Words of Affirmation: Words matter to you and compliments are what fill your love tank.

Quality Time: Undivided attention is what you need and give!

Acts of Service: You express love by taking care of those around you. These usually include household chores.

Gifts: Visual symbols of love are important to you.

Physical Touch: Touch is a critical vehicle to express love for you.

How do i find out what my love language is?

An easy way to find out your love language is to ask yourself how do you give love yourself? How do you like to receive love?

Do you express it with words? Do you like to give gifts? Do you love hugs? Do you take care of people who you love or do you like to spend exclusive time with the one you love?

You can also give the test here to find out your love language.

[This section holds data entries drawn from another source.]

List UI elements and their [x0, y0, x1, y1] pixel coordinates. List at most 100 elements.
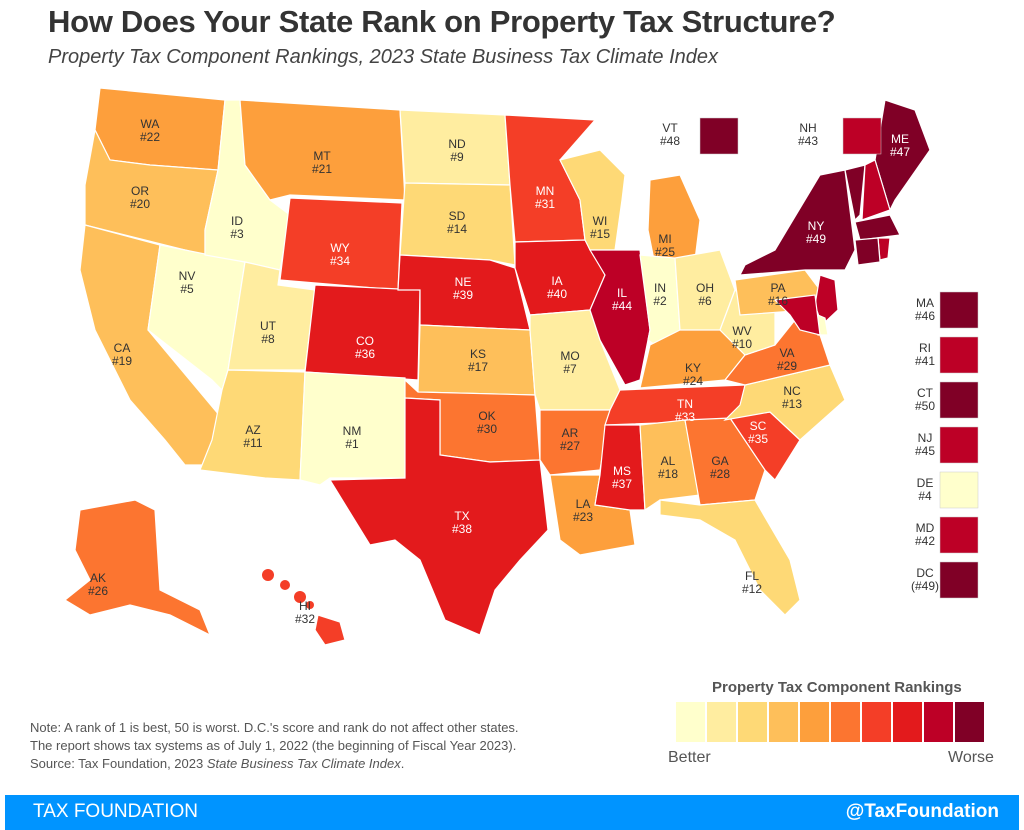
state-rank-ks: #17 [468, 360, 488, 374]
state-rank-nc: #13 [782, 397, 802, 411]
state-rank-tn: #33 [675, 410, 695, 424]
state-ga[interactable] [684, 417, 766, 506]
state-rank-ak: #26 [88, 584, 108, 598]
legend-swatch-5 [800, 702, 829, 742]
state-label-sd: SD [449, 209, 466, 223]
legend-swatch-8 [893, 702, 922, 742]
state-rank-id: #3 [230, 227, 244, 241]
state-rank-wy: #34 [330, 254, 350, 268]
source-suffix: . [400, 756, 405, 771]
state-co[interactable] [304, 284, 421, 381]
state-label-mo: MO [560, 349, 579, 363]
footer-handle[interactable]: @TaxFoundation [845, 801, 999, 822]
state-label-mt: MT [313, 149, 331, 163]
legend-swatch-2 [707, 702, 736, 742]
callout-swatch-de[interactable] [939, 471, 979, 509]
chart-subtitle: Property Tax Component Rankings, 2023 St… [48, 46, 718, 68]
state-rank-nh: #43 [798, 134, 818, 148]
state-rank-oh: #6 [698, 294, 712, 308]
state-label-nh: NH [799, 121, 816, 135]
callout-swatch-nj[interactable] [939, 426, 979, 464]
hawaii-island-4 [306, 601, 314, 609]
state-ma[interactable] [854, 214, 901, 241]
state-ar[interactable] [539, 409, 611, 476]
legend-swatch-4 [769, 702, 798, 742]
state-wa[interactable] [94, 87, 226, 171]
state-rank-az: #11 [243, 436, 262, 450]
state-rank-fl: #12 [742, 582, 762, 596]
state-ct[interactable] [854, 237, 881, 266]
state-rank-mo: #7 [563, 362, 577, 376]
state-al[interactable] [639, 419, 701, 512]
state-nh[interactable] [861, 159, 891, 221]
legend-swatch-3 [738, 702, 767, 742]
state-rank-hi: #32 [295, 612, 315, 626]
state-ny[interactable] [738, 169, 856, 276]
state-label-ne: NE [455, 275, 472, 289]
state-rank-tx: #38 [452, 522, 472, 536]
callout-swatch-vt[interactable] [699, 117, 739, 155]
state-tx[interactable] [328, 397, 549, 636]
state-rank-dc: (#49) [911, 579, 939, 593]
state-rank-ne: #39 [453, 288, 473, 302]
callout-swatch-nh[interactable] [842, 117, 882, 155]
state-rank-mn: #31 [535, 197, 555, 211]
state-label-id: ID [231, 214, 243, 228]
state-label-in: IN [654, 281, 666, 295]
state-rank-ri: #41 [915, 354, 935, 368]
note-line-1: Note: A rank of 1 is best, 50 is worst. … [30, 720, 519, 735]
state-md[interactable] [773, 294, 821, 336]
source-prefix: Source: Tax Foundation, 2023 [30, 756, 207, 771]
us-choropleth-map: WA#22OR#20CA#19NV#5ID#3MT#21WY#34UT#8AZ#… [63, 87, 979, 646]
chart-title: How Does Your State Rank on Property Tax… [48, 4, 836, 39]
legend-swatch-6 [831, 702, 860, 742]
state-label-md: MD [916, 521, 935, 535]
state-rank-sc: #35 [748, 432, 768, 446]
state-label-or: OR [131, 184, 149, 198]
callout-swatch-ma[interactable] [939, 291, 979, 329]
state-label-ny: NY [808, 219, 825, 233]
state-nm[interactable] [299, 371, 406, 486]
state-rank-ut: #8 [261, 332, 275, 346]
callout-swatch-ct[interactable] [939, 381, 979, 419]
footer-brand: TAX FOUNDATION [33, 801, 199, 822]
state-label-ak: AK [90, 571, 106, 585]
state-label-ga: GA [711, 454, 728, 468]
state-rank-wv: #10 [732, 337, 752, 351]
state-label-ky: KY [685, 361, 701, 375]
state-rank-ia: #40 [547, 287, 567, 301]
state-label-tx: TX [454, 509, 469, 523]
state-sd[interactable] [399, 182, 516, 266]
callout-swatch-dc[interactable] [939, 561, 979, 599]
state-label-ct: CT [917, 386, 934, 400]
state-rank-sd: #14 [447, 222, 467, 236]
state-label-ok: OK [478, 409, 495, 423]
state-rank-ny: #49 [806, 232, 826, 246]
source-title: State Business Tax Climate Index [206, 756, 401, 771]
note-line-2: The report shows tax systems as of July … [30, 738, 517, 753]
state-label-wy: WY [330, 241, 349, 255]
state-rank-la: #23 [573, 510, 593, 524]
state-ak[interactable] [63, 499, 212, 637]
state-rank-wa: #22 [140, 130, 160, 144]
state-nc[interactable] [723, 364, 846, 441]
state-rank-mi: #25 [655, 245, 675, 259]
legend-better-label: Better [668, 749, 711, 766]
footer-bar: TAX FOUNDATION @TaxFoundation [5, 795, 1019, 830]
state-label-nd: ND [448, 137, 466, 151]
state-label-la: LA [576, 497, 591, 511]
state-vt[interactable] [844, 164, 866, 222]
state-rank-va: #29 [777, 359, 797, 373]
state-label-ca: CA [114, 341, 131, 355]
state-rank-me: #47 [890, 145, 910, 159]
state-fl[interactable] [659, 499, 801, 616]
state-rank-or: #20 [130, 197, 150, 211]
legend-swatch-7 [862, 702, 891, 742]
state-rank-al: #18 [658, 467, 678, 481]
callout-swatch-md[interactable] [939, 516, 979, 554]
legend-title: Property Tax Component Rankings [712, 679, 962, 696]
state-rank-pa: #16 [768, 294, 788, 308]
state-label-dc: DC [916, 566, 934, 580]
callout-swatch-ri[interactable] [939, 336, 979, 374]
state-hi[interactable] [314, 614, 346, 646]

Also pay attention to your partner’s behaviour to find out their love language. OR convince them to give the test above.

Can I have more than one love language?

Yes, it’s possible to have more than one love language but everyone usually has one primary one and then a secondary one.

Put love languages to work

Finding out love languages is step 1 and putting them to work is the true test!

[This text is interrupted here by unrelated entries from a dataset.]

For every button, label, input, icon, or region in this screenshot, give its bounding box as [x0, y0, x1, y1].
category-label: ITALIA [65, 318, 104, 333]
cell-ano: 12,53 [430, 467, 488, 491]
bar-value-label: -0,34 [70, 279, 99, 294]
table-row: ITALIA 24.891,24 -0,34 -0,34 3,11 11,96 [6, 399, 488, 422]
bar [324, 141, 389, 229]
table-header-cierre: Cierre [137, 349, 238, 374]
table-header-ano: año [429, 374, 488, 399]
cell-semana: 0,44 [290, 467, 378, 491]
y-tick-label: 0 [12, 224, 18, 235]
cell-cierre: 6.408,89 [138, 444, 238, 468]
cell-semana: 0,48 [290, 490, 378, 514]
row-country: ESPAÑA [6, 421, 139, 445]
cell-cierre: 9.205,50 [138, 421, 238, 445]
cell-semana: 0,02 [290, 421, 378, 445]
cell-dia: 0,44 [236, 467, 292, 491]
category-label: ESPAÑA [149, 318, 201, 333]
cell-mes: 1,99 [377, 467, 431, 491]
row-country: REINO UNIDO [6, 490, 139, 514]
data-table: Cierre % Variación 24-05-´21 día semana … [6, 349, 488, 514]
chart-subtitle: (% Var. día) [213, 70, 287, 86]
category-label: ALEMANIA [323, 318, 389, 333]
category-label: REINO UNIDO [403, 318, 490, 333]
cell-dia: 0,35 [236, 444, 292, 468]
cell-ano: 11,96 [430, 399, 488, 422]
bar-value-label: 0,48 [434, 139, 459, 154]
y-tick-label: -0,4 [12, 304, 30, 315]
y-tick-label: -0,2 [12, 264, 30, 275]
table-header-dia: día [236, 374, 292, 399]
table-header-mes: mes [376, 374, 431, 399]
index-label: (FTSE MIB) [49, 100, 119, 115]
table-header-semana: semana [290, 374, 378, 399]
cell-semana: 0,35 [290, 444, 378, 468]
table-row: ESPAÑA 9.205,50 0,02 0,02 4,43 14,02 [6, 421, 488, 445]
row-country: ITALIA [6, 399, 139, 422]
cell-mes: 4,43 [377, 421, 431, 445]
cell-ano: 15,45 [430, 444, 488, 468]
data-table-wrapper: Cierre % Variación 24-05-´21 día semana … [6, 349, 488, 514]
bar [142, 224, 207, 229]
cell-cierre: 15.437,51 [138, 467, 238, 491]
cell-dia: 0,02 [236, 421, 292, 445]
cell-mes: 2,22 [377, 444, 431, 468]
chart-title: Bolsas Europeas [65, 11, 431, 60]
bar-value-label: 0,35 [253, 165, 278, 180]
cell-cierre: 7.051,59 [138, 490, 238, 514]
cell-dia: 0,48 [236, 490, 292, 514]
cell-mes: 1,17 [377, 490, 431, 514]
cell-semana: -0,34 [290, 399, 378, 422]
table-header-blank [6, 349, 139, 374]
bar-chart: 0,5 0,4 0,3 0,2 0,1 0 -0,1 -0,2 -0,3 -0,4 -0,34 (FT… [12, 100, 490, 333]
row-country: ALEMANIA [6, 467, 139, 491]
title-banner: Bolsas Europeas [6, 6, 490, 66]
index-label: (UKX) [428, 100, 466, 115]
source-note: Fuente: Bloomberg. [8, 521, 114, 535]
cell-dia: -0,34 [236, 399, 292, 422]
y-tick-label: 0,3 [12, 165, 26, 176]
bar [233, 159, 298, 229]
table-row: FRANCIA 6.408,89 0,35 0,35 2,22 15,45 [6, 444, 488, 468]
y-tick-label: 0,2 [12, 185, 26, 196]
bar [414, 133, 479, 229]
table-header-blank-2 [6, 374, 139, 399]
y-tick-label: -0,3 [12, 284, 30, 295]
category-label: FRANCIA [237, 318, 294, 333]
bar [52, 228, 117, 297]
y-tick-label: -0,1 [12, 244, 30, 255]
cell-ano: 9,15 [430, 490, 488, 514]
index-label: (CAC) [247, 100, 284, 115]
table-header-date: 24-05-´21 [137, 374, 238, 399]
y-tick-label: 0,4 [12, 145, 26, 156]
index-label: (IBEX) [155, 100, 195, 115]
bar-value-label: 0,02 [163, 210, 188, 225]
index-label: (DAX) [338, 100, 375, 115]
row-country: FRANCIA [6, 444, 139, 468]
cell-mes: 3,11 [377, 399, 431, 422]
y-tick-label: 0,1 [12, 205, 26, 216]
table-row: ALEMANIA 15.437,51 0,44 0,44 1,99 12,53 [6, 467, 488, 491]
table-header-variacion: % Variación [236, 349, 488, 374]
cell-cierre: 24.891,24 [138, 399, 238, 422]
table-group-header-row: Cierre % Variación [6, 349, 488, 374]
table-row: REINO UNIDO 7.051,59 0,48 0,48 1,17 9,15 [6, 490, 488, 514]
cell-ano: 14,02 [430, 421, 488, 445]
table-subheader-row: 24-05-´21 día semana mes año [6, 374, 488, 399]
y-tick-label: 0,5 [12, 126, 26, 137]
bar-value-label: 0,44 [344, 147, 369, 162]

Now that you know your own love language and your partner’s primary love language, sit down and discuss ways in which you can fill each other’s love tank. This is especially true for ‘acts of service’.

As Mark Twain once said: “I can live on a good compliment for two months.”

Can you guess what his love language was? Yes, it was ‘words of affirmation’.

So for our own marriage I have realized that neither love notes nor thoughtful gifts matter, but what makes Jaffar happy is if I take out the garbage! Unromantic like anything but it works!

The concept of five love languages is simple and effective. It actually applies to all human relations especially children. But that’s a topic for another blog post.

So what is yours and your partner’s love language?